You can combine information from multiple sources and place it into a single table, or you can place information from a single source into multiple tables. Heterogeneous joins are an example of combining multiple sources into a single result set that is saved at the destination. Heterogeneous joins are fully supported in SQL Server; they enable you to retrieve data from different databases located on different servers in the same SQL query. The source databases for a heterogeneous join can be any database for which you have an ODBC driver or OLE DB provider.

At the Column Level

You can combine information from multiple columns and place it into a single column, or you can place information from a single column into multiple columns. For example, you can summarize monthly sales totals for each product, or you can decompose a phone number that is stored in one column in order to store the area code in one column and the phone number in another.

Creating a DTS Package

When you use DTS to transfer and transform data, you create DTS packages that describe all of the work to be performed as part of the transformation process. You can create the DTS package interactively, using the DTS wizards or DTS Designer, or programmatically, using a language that supports OLE Automation, such as Visual Basic.

Saving a DTS Package

Saving the DTS package allows you to modify it, reuse it, or schedule it for later execution. If you do not save the DTS package, it executes immediately. You must save the DTS package if you want to schedule it for later execution.

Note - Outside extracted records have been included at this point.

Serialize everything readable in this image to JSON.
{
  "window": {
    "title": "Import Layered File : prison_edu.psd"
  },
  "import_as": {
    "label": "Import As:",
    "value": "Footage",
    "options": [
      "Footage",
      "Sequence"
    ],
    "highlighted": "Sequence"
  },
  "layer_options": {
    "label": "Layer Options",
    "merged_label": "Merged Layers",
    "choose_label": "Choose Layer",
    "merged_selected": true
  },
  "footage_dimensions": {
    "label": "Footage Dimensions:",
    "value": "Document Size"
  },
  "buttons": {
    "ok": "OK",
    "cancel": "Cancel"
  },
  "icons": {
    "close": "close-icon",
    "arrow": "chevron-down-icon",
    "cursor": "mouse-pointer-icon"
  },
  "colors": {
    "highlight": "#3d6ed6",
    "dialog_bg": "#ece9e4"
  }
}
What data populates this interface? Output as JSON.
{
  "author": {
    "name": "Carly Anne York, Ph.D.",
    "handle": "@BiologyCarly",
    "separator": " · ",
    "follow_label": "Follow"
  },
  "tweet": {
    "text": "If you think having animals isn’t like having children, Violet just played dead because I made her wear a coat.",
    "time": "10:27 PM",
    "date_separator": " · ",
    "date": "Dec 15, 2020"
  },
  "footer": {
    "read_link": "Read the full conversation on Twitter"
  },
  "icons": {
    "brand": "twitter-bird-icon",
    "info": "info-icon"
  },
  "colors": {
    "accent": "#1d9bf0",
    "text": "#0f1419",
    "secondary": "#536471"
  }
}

You can save a DTS package in one of three locations:

To SQL Server

Packages saved to SQL Server are referred to as local packages and are stored in the msdb database. Local packages are the most efficient and are available to other SQL Servers. They are listed in the Local Packages node under Data Transformation Services in the console tree.

To Microsoft Repository

The Microsoft Repository is a database that stores descriptive information about software components and their relationships. The items in the repository are available to repository tools through a set of published COM interfaces and information models that define database schema and data transformations through shared metadata. This repository makes it possible for tool vendors to build tools that interact with databases and software components without advance knowledge of the databases or software components. Impromptu and PowerPlay from Cognos are two examples of third party tools that currently support Microsoft Repository. You can find examples of how tool vendors are supporting the Microsoft Repository at msdn.microsoft.com/repository.

Saving a DTS package in the Microsoft Repository makes package metadata reusable and available to other applications. Using the Microsoft Repository also enables you to track data lineage at the package and row levels of a table, which allows you to determine the source of each piece of data and the transformations that are applied to it. Tracking data lineage is important for data warehousing, making the Microsoft Repository the preferred location for saving DTS packages used for transferring data to a data warehouse.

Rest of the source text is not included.